Gradiva - Créations au féminin


Marc Salvan-Guillotin

« L’histoire de l’art ne mène à rien… »
Combien de fois n’aurai-je pas entendu cette phrase ?

J’ai décidé pourtant d’emprunter cette voie, il y a presque vingt ans, et l’histoire de l’art m’a mené à beaucoup : à l’apprentissage d’abord, à la divulgation ensuite. Elle m’a fait passer des livres aux gens, de l’écrit à l’oral. Je suis entré en histoire de l’art, et j’avoue que je m’y suis adonné avec passion… Car je ne pouvais faire autrement. J’étais ce que certains appellent un « vrai littéraire » : bon en français, en langues, en histoire, en dessin ; fuyant comme la peste les mathématiques, la physique, la chimie. Il y a des choses contre lesquelles on ne peut rien. C’est peut-être une histoire de constellations célestes… J’aime lire, j’aime écrire et parler. Petit, j’ai tour à tour voulu devenir écrivain et journaliste. J’aurais peut-être pu suivre la voie royale : des études de lettres, un Capes, une Agrégation, un doctorat, un poste de Maître de conférences, une chaire peut-être ? Mais je suis amoureux des images depuis l’enfance, et les images, on les trouve en faisant histoire de l’art ! Je n’aurais pu me passer d’elles, alors…

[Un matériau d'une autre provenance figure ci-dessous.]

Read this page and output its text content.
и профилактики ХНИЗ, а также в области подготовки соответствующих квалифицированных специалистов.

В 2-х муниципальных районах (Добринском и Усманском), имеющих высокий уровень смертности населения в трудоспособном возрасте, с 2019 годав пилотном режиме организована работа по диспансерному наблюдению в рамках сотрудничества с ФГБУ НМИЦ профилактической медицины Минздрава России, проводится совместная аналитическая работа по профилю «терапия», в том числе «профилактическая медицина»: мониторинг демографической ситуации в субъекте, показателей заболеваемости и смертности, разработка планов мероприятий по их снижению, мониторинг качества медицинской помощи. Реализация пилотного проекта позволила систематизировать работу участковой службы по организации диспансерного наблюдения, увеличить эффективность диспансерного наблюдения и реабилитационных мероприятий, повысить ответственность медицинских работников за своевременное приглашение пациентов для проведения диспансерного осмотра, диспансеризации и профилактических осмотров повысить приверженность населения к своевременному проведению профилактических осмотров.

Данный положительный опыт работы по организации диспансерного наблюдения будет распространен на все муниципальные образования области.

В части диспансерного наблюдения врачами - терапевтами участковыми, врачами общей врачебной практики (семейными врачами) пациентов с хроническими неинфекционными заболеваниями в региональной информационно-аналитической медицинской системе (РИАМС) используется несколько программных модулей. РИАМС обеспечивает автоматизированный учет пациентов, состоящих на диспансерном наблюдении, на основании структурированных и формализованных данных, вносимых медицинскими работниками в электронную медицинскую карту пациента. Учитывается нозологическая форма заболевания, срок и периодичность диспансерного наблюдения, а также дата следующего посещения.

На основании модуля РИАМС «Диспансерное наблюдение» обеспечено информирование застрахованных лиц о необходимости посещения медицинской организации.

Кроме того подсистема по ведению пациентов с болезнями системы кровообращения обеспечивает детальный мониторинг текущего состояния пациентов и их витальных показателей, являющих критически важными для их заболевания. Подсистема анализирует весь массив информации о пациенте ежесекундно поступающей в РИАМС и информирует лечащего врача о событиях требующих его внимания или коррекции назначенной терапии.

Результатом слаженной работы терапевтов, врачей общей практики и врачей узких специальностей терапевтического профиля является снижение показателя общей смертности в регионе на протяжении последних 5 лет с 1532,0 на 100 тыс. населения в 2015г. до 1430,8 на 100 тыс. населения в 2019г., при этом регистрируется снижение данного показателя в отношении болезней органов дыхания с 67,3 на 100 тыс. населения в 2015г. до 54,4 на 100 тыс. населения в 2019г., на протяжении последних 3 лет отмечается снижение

Ai-je payé le prix fort ? J’avoue l’avoir pensé à certains moments, pour des raisons purement matérielles : peu de débouchés, certains coups durs qui font douter de tout et poussent à regretter le confort d’un revenu régulier. Mais quand on aime, il ne faut surtout plus compter. Ne plus compter les efforts, ne plus compter les heures passées à étudier. Il faut y croire, croire en soi et ne plus avoir peur. J’ai parfois envisagé de me réorienter, de reprendre les choses à zéro. Mais à chaque fois l’histoire de l’art m’a rattrapé : au détour du chemin se présentait un nouveau projet, une nouvelle rencontre, de nouveaux encouragements parfois…

Il existe un jeu consistant à dire ce que l’on serait si l’on était un animal, un fruit, un pays, une figure mythologique… Dans ce cas, je choisirais l’hydre de Lerne, mais en plus sympathique, et surtout sans Héraclès ! Je me suis doté en vingt ans d’une multiplicité de têtes, et je tiens à chacune d’elles : l’une est universitaire, elle aime étudier, elle est plutôt solitaire et peut s’enfermer dans le silence des heures durant. Elle est essentielle, et c’est d’elle que découlent toutes les autres. La seconde est plus volubile, car elle écoute ce que lui a dit la précédente, et se charge de le transmettre. Elle aime aussi qu’on l’écoute, et s’arrange pour l’être. Elle aime s’adresser aux grands et aux petits, aux non-voyants et aux malentendants. Il y en a une troisième qui, ayant écouté à son tour, rêve de s’éloigner : elle aime voyager, elle est curieuse et garde constamment yeux et oreilles ouverts… Mais elle revient, car elle ne peut se passer des deux autres. Chacune a la possibilité d’en générer d’autres, mais elles ne sont pas encore nées : l’hydre elle-même ne connaît pas leurs visages, mais elle les accueillera, les transformera et les fera siennes, en espérant qu’Héraclès, finalement, ne viendra pas…

PUBLICATIONS

  • « La folie et ses représentations du Moyen âge à la fin du XVIe siècle », article à paraître dans Féminin/Masculin dans la pensée, la littérature et les arts, colloque international, Traverses – Gravida, Université Paris 8, 6-7 juin 2008.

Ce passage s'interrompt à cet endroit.